For those, who like to try it out:
- pdfreflow (part of every Linux distribution)
- soPDF at mobileread.com and the soPDF project page. A clever software, which does not extract the text, but cuts out the complete PDF-content and reassembles it. A really ood approach.
- k2pdfopt from Mr. Willus
- pdfr from the same author. Almost like k2pdfopt
From HTML to epub or mobi
One of the most sophisticated formats when it comes to eBooks is epub.
HTML is - from my point of view - the best starting point for conversion. As described above it can easily be created using LaTeX or even other word processors. There are a lot of tools out there converting from e.g. HTML. But almost none is capable of keeping the "table of content". And this is - when it comes to ereading - one of the most important part.
My prerequisites for a conversion tool
- should be opensource
- crossplatform (Windows, Linux, Mac, ...)
- commandline batch processing
- should preserve most of the text structure (table of content, footnotes, ...)
So here are the candidates:
- The free tool kindlegen from amazon.
- For private use free ist eCub, a simple version of the next tool
- The shareware Jutoh, but for demonstration purposes you can test it.
Prepare the HTML
Before you are going on any further, you should be aware to work with a so called "well formed" html document. You can do this by using the software tidy:
tidy -m -asxhtml -utf8 <yourfile>.html
You also can use the free online software tidy service. But be aware, that sending confidential content to a web service might not be a good idea!

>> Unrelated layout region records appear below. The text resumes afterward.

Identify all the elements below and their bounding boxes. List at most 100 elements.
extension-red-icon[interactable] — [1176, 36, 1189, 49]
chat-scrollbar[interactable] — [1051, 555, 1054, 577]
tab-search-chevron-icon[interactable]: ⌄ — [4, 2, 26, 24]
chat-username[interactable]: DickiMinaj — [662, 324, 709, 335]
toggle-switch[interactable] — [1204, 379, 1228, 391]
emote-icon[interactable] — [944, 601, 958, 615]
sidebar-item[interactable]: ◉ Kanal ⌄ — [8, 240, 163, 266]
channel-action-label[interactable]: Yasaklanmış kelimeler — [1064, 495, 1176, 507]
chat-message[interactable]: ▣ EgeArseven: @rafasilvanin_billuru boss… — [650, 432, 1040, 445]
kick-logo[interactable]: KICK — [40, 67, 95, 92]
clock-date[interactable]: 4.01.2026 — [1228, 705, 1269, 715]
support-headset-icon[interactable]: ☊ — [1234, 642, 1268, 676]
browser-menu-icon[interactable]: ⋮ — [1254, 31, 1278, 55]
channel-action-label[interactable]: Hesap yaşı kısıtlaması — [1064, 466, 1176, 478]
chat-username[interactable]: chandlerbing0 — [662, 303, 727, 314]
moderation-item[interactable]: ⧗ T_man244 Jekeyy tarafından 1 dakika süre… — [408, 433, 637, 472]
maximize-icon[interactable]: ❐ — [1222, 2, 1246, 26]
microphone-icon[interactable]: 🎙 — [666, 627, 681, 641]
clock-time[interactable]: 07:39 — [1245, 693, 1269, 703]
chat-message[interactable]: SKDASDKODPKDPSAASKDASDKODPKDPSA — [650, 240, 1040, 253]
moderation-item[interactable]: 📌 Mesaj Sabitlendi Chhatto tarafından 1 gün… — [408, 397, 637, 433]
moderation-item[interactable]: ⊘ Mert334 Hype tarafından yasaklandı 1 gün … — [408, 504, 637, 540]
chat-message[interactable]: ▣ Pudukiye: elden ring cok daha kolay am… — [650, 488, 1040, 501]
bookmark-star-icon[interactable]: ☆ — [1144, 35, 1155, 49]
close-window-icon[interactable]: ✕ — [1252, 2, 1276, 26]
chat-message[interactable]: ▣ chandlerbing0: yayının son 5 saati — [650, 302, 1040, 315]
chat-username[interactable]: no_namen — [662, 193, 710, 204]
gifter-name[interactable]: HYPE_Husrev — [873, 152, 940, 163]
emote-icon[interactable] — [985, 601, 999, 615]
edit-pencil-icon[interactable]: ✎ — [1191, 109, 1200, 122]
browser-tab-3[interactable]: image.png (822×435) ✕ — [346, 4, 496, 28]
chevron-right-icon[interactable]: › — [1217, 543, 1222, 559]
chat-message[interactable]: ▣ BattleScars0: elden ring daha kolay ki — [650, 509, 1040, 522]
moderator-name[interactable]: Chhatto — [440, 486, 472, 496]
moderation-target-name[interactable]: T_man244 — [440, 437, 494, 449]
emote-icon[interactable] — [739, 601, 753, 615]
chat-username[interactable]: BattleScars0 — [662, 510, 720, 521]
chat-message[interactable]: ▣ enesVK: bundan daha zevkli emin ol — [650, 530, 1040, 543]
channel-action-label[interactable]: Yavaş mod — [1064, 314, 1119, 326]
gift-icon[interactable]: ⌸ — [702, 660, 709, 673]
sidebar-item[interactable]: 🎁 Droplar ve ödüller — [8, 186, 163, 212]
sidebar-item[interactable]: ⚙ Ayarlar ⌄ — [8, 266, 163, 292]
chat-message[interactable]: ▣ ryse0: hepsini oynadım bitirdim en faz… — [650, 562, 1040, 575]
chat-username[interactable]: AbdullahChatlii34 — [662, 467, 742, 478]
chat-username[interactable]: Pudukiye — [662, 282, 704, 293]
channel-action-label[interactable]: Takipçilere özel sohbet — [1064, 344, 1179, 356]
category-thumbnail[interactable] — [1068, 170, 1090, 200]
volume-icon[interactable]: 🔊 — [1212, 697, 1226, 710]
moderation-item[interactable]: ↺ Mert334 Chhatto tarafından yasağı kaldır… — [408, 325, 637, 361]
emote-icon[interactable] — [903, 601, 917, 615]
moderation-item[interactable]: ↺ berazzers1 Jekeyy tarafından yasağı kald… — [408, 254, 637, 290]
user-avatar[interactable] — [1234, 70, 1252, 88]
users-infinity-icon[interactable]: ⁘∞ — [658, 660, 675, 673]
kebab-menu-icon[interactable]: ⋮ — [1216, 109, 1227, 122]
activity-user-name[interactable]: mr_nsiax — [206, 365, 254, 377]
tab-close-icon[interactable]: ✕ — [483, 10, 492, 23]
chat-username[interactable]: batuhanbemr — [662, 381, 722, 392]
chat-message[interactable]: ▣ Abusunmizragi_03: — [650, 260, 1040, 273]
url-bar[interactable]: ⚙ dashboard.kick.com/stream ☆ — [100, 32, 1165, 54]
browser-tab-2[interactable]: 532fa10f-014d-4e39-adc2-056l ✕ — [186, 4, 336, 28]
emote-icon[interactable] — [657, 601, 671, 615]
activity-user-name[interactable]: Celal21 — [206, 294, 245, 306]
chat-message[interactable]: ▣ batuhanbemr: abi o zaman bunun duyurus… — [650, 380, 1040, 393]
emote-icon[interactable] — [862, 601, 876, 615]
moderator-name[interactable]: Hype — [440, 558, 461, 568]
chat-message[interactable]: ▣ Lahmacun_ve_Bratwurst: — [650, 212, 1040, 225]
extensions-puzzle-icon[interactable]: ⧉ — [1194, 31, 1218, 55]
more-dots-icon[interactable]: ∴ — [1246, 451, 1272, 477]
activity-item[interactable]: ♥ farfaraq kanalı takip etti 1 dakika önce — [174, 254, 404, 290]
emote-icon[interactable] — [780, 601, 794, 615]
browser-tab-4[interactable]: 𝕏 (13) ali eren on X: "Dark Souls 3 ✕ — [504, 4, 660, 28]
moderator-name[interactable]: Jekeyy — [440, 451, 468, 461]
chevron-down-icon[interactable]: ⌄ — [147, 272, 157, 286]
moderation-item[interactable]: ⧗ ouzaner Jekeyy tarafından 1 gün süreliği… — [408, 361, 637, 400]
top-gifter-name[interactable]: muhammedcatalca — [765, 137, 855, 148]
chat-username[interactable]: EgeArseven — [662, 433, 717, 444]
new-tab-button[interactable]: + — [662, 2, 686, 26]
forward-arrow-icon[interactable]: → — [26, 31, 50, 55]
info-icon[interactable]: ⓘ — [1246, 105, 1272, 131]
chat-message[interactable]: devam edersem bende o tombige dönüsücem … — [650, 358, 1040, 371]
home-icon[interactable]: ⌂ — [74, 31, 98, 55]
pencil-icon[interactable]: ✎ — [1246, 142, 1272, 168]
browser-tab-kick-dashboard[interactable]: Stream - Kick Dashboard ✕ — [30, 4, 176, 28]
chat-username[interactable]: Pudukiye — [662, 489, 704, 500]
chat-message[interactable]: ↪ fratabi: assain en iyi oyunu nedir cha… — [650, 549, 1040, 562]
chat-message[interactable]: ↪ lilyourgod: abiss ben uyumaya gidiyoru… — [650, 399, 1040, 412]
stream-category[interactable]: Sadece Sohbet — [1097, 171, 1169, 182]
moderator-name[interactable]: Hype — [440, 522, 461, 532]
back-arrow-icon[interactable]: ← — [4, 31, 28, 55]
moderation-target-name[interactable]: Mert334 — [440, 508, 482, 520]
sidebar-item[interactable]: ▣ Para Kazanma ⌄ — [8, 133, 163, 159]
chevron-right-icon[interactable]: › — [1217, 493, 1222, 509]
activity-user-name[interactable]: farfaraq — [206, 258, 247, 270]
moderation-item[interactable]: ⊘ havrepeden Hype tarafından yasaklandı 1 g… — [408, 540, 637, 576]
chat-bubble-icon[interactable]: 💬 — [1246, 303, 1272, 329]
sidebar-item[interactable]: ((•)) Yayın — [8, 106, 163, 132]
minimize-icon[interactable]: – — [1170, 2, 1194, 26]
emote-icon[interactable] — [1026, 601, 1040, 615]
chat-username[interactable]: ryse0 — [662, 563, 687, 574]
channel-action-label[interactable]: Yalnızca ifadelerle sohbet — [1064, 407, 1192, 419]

If you are under windows, this site might be from interest for you.
Kindlegen
Is crossplattform and does a very good job. I hav nothing to complain. It produces files in the "*.mobi"-format.
The only problem I have:
- the "table of content" goes away!
eCub
Did not succeed the "table content" test, but was quiet handy. It is only free for private usage and has the same limitations like Jutoh. It seams to be a simpler version of that program.
For this and the next program and more complex documents it is important to edit the settings and add a correct css file. Why it is not possible to use the style links in the HTML document is a miracle for me.
Jutoh
This is not free software. But it is a full featured Editor for ebook generation.
Advantages:
- Support of almost any ebook format
- Fully WHYSIWYG editor
But I don't need the latter, because I want to edit my documents with the processor of my choice.
Disadvantages:
- Project based. So you first have to import a document via GUI in a project file.
- This is a GUI-tool, no commandline tool. But it has a batch mode, if you formerly created a project file.
- Generation of the "table of content" will not allays succeed with my LaTeX documents.